Para interpretar de una manera objetiva el modelo de desarrollo de la República Dominicana, es necesario recurrir al marco histórico como referencia para poder realizar comparaciones entre varias etapas que han caracterizado la dinámica de la actividad económica. Sin lugar a dudas, la evolución de la economía dominicana y su modelo desarrollo, incluso sectorial, han estado íntimamente vinculados a la situación politica.

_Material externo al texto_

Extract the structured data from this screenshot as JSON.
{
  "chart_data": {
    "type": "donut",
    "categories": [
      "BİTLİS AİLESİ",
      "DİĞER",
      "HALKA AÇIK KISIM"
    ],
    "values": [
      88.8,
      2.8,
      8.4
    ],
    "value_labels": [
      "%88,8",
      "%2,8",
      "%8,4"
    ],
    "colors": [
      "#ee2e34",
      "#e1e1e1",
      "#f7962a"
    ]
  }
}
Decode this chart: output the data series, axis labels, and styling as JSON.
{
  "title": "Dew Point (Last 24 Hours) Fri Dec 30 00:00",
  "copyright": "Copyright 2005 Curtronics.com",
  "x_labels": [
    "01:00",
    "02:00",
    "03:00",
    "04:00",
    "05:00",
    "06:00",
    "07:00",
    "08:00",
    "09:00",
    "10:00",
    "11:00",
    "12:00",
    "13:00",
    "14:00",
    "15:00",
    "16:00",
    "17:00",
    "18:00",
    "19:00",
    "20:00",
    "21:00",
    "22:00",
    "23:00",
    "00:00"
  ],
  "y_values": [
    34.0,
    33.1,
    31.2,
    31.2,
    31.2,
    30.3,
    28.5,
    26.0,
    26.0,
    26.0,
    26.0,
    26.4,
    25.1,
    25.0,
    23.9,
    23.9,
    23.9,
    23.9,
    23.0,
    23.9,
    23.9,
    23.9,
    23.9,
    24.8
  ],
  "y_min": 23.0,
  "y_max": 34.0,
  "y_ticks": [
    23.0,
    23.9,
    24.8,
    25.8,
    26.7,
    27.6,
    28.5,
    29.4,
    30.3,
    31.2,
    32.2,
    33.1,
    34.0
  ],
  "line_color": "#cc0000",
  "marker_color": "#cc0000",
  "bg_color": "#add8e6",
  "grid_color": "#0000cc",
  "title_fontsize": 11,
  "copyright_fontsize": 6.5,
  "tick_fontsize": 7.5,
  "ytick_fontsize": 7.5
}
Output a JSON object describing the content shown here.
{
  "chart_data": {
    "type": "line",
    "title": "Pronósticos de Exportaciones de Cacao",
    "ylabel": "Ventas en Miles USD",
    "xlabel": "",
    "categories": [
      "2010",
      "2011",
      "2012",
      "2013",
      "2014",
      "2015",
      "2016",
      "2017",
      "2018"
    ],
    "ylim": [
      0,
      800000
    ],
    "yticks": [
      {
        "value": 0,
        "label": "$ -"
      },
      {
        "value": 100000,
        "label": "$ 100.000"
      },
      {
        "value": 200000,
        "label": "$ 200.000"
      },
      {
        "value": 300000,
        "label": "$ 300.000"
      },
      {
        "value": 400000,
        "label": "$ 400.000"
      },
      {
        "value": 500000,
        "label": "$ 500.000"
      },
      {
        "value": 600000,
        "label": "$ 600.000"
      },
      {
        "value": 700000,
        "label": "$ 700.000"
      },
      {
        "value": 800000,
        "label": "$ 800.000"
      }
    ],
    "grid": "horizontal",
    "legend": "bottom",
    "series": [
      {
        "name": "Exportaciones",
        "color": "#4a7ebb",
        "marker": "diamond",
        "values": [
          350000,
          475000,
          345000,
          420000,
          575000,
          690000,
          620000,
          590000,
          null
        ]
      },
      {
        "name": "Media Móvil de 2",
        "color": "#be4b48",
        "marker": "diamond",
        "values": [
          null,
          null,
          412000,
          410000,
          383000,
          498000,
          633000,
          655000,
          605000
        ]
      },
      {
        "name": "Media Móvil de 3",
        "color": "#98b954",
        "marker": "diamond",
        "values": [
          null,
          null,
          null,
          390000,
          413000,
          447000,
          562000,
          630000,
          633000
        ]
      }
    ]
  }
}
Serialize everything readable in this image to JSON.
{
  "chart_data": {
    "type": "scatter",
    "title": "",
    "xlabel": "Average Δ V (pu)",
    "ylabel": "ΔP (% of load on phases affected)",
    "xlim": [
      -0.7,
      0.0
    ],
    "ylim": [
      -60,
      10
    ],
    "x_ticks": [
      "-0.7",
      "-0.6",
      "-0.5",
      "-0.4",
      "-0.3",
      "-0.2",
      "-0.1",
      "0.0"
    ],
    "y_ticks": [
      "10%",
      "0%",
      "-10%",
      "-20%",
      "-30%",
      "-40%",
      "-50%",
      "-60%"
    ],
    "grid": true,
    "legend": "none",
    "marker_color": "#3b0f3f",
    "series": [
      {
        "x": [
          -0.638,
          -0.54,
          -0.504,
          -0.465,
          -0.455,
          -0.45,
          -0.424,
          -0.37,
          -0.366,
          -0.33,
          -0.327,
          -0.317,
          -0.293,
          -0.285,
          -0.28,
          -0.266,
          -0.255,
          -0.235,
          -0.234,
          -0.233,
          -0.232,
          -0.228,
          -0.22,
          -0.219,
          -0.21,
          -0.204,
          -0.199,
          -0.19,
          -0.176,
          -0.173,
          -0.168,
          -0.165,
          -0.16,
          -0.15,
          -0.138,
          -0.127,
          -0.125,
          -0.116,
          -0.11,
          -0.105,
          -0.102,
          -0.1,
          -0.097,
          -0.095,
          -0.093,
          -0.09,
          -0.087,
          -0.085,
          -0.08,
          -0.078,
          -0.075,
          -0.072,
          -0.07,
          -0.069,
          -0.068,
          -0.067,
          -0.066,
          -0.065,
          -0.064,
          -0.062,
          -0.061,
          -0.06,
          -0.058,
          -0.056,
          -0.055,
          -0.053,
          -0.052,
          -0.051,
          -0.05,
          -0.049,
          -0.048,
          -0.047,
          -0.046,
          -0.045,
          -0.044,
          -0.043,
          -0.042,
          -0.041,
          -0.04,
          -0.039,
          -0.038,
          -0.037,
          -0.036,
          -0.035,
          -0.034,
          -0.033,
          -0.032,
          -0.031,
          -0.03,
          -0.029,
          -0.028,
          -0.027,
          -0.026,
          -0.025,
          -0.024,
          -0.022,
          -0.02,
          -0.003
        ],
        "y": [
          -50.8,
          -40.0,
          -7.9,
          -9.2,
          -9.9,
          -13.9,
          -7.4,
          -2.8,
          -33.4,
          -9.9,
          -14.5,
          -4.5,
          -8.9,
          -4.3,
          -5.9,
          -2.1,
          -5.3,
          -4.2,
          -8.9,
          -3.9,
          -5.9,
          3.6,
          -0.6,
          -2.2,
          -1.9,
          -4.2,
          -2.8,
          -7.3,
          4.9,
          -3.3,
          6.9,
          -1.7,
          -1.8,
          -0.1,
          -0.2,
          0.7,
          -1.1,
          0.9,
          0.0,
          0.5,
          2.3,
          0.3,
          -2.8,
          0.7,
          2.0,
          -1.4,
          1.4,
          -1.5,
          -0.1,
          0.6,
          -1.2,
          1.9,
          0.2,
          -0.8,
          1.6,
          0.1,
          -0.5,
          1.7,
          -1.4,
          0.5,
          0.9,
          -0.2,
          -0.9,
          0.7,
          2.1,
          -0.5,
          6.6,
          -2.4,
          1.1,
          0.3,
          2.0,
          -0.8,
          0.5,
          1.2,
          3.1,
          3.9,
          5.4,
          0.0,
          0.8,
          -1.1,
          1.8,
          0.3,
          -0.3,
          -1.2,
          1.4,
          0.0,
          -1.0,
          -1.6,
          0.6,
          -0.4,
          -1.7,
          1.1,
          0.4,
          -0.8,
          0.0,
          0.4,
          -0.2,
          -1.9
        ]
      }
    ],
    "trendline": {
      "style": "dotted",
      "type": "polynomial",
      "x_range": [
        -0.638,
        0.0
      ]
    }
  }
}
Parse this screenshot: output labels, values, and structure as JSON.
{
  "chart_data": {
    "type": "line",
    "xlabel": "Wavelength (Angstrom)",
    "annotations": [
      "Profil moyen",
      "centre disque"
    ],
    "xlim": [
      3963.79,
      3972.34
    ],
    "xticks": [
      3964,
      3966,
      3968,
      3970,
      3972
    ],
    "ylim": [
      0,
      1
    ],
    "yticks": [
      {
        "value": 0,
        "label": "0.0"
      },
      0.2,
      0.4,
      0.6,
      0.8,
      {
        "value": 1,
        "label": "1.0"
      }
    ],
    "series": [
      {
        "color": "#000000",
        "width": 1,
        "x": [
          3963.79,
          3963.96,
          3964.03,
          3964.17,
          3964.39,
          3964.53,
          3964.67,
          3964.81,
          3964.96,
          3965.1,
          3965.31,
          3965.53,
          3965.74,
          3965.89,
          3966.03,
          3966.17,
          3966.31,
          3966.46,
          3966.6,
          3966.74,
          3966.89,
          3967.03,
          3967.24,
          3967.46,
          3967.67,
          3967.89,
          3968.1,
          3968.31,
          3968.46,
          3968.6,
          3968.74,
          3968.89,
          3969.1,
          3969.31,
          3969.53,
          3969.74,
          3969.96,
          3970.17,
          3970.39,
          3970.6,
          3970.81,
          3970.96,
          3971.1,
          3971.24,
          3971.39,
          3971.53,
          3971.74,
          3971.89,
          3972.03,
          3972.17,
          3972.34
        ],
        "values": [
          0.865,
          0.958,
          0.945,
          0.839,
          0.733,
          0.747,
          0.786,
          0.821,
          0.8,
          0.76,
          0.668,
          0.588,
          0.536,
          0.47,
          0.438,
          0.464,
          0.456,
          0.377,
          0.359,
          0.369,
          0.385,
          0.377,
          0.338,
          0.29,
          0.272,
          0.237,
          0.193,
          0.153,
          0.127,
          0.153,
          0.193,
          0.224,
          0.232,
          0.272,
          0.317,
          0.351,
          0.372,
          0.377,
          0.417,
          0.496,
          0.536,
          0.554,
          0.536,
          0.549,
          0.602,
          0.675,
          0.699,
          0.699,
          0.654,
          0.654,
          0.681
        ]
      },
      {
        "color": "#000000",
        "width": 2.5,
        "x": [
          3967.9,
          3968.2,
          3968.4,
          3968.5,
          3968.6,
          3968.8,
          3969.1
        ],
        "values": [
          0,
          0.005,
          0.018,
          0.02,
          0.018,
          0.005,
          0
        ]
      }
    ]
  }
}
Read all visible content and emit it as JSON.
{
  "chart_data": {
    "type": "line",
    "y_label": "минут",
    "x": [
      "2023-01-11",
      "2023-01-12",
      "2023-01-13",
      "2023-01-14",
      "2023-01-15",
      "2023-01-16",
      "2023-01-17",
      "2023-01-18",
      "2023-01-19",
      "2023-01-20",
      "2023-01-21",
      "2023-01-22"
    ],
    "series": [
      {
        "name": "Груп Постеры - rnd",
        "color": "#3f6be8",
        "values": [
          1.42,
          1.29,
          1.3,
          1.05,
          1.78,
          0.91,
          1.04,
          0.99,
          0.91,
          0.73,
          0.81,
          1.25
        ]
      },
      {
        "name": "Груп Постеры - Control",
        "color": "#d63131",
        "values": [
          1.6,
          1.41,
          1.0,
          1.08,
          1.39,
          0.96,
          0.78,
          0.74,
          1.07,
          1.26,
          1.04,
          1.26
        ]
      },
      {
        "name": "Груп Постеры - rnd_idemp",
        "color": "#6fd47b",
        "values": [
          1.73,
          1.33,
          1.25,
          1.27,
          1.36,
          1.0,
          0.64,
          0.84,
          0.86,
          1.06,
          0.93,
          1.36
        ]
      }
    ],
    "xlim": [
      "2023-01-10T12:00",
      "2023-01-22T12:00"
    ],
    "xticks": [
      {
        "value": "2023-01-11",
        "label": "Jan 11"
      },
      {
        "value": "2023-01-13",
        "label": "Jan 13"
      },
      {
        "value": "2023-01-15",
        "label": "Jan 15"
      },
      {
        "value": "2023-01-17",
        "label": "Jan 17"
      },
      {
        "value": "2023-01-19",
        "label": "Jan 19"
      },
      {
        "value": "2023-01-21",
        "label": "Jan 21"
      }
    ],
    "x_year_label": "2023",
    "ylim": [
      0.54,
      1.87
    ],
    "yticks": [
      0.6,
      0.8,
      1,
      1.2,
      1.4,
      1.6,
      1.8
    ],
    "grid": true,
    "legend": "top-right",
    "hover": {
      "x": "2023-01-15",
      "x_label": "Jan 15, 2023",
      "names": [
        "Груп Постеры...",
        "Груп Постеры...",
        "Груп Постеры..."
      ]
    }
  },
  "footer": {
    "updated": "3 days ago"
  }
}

Las transformaciones más significativas de la historia económica contemporánea de la Republica dominicana se iniciaron en 1997 con la aplicación de las reformas estructurales de inicio de los noventas que estuvieron inconclusas.

En efecto, los acontecimientos políticos se adoptan como criterio de periodicidad, esto así porque el siglo XX ha sido visto antes, durante y después de la época del dictador Trujillo y donde, generalizando, la sociedad dominicana del siglo XX le correspondió el paso de una sociedad rural, basada en la producción agrícola de plantación y auto-consumo, patriarcal y campestre, hacia una sociedad urbana basada en la producción industrial y de servicios, democrática, burguesa, desarrollista y modernista. Entre ambos momentos, existió un periodo de transición, en el que la dictadura determinó el conjunto de la vida económica y social, y la relación política fue la característica más notable.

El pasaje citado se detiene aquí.